Strong physical constraints on sequence-specific target location by proteins on DNA molecules

Abstract

Sequence-specific binding to DNA in the presence of competing non-sequence-specific ligands is a problem faced by proteins in all organisms. It is akin to the problem of parking a truck at a loading bay by the side of a road in the presence of cars parked at random along the road. Cars even partially covering the loading bay prevent correct parking of the truck. Similarly on DNA, non-specific ligands interfere with the binding and function of sequence-specific proteins. We derive a formula for the probability that the loading bay is free from parked cars. The probability depends on the size of the loading bay and allows an estimation of the size of the footprint on the DNA of the sequence-specific protein by assaying protein binding or function in the presence of increasing concentrations of non-specific ligand. Assaying for function gives an 'activity footprint'; the minimum length of DNA required for function rather than the more commonly measured physical footprint. Assaying the complex type I restriction enzyme, EcoKI, gives an activity footprint of approximately 66 bp for ATP hydrolysis and 300 bp for the DNA cleavage function which is intimately linked with translocation of DNA by EcoKI. Furthermore, considering the coverage of chromosomal DNA by proteins in vivo, our theory shows that the search for a specific DNA sequence is very difficult; most sites are obscured by parked cars. This effectively rules out any significant role in target location for mechanisms invoking one-dimensional, linear diffusion along DNA.

Figure 1

Diffusion mechanisms for a protein (oval) to reach its DNA target site (black rectangle) on a segment of DNA (open rectangle). The leftmost protein is using linear diffusion (sliding) to randomly search along the DNA molecule for the target. The middle protein is using multiple dissociation/association (hopping) events. It takes two random steps towards the target but then hops away from the target and then onto another DNA segment. The rightmost protein has two DNA-binding sites and can bridge between different DNA segments during its search for the target.

Figure 2

Non-specific DNA-binding ligands (small ovals) bind to a DNA segment (open rectangle) containing a target site (black rectangle) for a site-specific protein (large shaded oval). The small ligands cover n base pairs of DNA and the large protein covers g base pairs. The upper DNA molecule is coated with perfectly ‘parked’ ligands and the target site for the site-specific protein is blocked. The middle panel shows sub-optimal parking as gaps between consecutive ligands that are not multiples of n. Complete coverage of this DNA molecule with ligands is impossible and one of the ligands is obstructing the target site of the site-specific protein. The lower panel shows sub-optimal coverage by the small ligands but the site-specific protein has been able to bind to its unobstructed target site.

Figure 3

Theoretical curves for the probability, p_per(g; B, N), of a gap of g base pairs completely encompassing the loading bay for the truck as a function of the fractional coverage (nB/N) of the DNA lattice by cars, calculated using Equation 3. There are B cars bound to a lattice of N = 4000 bp. The solid lines are for car size n = 10 bp and loading bay gap size, g, varying from 100, 20, 10, 5 and 1 bp from left to right. The dashed lines are for n = 4 with g = 100 (left-hand curve) and 20 (right-hand curve). The dotted lines are for n = 1 with g = 100 (left-hand curve) and 20 (right-hand curve). (Note that complete saturation of the lattice is reached at B/N = 0.1 for n = 10 as nB/N = 1 and in general at 1/n.
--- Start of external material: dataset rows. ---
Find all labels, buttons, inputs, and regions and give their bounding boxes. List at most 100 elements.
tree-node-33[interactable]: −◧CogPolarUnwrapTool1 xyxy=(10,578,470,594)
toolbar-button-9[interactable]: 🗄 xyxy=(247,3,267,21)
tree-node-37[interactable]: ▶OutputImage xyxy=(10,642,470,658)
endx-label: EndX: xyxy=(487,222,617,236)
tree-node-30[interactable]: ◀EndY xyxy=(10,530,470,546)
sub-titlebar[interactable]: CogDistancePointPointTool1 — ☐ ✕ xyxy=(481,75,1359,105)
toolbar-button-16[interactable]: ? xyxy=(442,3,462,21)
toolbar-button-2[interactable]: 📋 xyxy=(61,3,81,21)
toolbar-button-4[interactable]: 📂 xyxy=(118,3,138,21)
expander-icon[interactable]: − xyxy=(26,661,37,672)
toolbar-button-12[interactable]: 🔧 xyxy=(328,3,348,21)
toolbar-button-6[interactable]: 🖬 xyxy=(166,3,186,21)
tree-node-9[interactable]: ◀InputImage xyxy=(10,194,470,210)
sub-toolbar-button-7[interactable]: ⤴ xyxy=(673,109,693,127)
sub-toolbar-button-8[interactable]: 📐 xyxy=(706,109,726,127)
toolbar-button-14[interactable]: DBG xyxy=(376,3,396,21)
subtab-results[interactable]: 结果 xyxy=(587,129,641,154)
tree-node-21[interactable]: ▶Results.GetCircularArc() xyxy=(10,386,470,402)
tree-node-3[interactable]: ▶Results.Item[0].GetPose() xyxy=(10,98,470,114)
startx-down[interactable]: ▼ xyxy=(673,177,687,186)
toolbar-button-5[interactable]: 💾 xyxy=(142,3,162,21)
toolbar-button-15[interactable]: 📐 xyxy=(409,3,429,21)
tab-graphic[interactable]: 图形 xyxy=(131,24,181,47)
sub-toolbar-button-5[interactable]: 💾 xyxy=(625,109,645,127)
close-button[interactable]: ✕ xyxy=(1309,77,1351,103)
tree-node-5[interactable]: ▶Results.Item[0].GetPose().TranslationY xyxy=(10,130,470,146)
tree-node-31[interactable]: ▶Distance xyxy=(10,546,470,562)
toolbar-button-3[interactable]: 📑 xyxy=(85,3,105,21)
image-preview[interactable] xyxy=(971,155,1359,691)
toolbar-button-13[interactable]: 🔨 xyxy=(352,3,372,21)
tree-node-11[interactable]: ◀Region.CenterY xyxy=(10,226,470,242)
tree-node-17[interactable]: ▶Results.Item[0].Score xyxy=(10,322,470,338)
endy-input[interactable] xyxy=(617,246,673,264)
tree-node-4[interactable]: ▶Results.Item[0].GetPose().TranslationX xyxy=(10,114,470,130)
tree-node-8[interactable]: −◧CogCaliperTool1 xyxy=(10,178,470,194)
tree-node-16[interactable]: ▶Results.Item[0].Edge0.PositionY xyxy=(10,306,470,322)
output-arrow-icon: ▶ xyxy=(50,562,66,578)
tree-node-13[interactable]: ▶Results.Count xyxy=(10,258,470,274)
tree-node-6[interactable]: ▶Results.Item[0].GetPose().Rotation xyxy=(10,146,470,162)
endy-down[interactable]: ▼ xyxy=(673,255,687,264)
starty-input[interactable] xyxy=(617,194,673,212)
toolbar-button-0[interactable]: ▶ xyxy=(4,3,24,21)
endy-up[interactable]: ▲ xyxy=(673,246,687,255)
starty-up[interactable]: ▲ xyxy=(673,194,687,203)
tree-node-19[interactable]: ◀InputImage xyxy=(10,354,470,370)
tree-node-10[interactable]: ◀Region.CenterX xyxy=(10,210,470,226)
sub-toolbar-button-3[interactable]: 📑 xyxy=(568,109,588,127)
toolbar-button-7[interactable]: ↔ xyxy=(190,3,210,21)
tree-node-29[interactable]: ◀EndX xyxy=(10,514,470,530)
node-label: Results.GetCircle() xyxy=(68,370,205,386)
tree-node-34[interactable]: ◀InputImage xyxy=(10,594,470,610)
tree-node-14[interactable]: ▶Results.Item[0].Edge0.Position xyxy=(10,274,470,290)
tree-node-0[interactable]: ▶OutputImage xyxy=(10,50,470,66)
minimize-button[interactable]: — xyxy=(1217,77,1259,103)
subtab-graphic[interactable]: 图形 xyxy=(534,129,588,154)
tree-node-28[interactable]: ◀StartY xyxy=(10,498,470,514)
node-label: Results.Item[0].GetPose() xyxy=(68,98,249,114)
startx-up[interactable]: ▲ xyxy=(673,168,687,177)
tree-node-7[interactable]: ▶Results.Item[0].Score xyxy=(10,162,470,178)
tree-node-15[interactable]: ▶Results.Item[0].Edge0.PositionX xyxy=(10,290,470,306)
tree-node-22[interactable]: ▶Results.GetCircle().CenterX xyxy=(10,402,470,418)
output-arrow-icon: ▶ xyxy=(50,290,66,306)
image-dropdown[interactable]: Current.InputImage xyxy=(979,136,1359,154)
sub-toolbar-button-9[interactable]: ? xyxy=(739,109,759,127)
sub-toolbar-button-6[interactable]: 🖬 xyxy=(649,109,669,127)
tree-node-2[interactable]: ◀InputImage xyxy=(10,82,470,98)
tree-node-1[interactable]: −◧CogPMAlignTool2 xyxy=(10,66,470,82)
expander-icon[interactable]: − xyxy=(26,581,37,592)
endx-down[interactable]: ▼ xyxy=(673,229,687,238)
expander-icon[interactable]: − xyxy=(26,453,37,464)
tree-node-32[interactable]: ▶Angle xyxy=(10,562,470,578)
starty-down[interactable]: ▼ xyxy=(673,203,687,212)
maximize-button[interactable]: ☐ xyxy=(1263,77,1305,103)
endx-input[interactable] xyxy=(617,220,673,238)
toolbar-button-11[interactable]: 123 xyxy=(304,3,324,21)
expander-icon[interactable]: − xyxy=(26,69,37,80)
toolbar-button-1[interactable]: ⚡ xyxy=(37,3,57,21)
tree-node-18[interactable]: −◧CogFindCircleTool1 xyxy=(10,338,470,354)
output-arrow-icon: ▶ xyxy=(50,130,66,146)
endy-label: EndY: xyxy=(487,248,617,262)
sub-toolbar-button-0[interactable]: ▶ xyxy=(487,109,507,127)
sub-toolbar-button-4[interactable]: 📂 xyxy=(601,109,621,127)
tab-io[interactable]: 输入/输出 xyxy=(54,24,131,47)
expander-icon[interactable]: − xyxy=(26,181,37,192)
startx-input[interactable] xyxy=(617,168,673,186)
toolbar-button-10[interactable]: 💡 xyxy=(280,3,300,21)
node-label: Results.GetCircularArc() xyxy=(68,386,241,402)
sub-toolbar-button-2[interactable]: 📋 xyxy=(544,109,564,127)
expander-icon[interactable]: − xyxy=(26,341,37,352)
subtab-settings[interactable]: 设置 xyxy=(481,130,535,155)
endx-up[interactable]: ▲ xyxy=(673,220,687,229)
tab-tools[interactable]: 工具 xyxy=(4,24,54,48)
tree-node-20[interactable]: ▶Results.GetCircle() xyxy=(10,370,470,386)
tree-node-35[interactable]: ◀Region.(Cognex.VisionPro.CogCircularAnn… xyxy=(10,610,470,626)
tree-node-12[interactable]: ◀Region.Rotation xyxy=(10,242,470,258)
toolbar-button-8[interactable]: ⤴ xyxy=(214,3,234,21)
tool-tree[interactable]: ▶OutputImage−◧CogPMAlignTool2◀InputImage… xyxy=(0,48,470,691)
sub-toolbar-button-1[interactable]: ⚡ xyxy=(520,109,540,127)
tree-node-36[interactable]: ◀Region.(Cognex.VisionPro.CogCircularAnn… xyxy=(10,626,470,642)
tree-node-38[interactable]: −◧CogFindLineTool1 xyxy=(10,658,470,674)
Curves for g = 1 are independent of n.)

Figure 4

Activity footprint determination, using Equation 3 and the law of mass action (Supplementary Data, Equation S18), for the inhibition of EcoKI activity on circular plasmid DNA as a function of saturation of the plasmid with the intercalating dye molecule YOYO. The ordinate axis shows the experimental rate constants for ATP hydrolysis (filled circles) and DNA cleavage (open circles) expressed as fractions of the rate constants measured in the absence of YOYO. The DNA (N = 4361 bp) has one target site for the enzyme and YOYO is assumed to be a car binding irreversibly with n = 4 bp. The binding affinity, K_d, of EcoKI for its target was fixed at 2 nM (17) with [EcoKI] = 67 nM and [DNA] = 50 nM. The only variables in fitting were the loading bay gap size, g, and an ordinate scaling factor which deviated <15% from the expected value of 0.02 (given by 1/[DNA]). Data at high saturation are taken from Keatch et al. (31); data at low saturation have been added using the same experimental methods as used previously (31).

Figure 5

The average size (N/B − n), in base pairs, of a gap between consecutive cars as a function of lattice (N = 4000) saturation with cars of different sizes. The curves from left to right have cars sizes of n = 1, 4, 10 and 100. The E.coli chromosome has a fractional coverage varying between 0.1 and 0.5 depending upon growth conditions.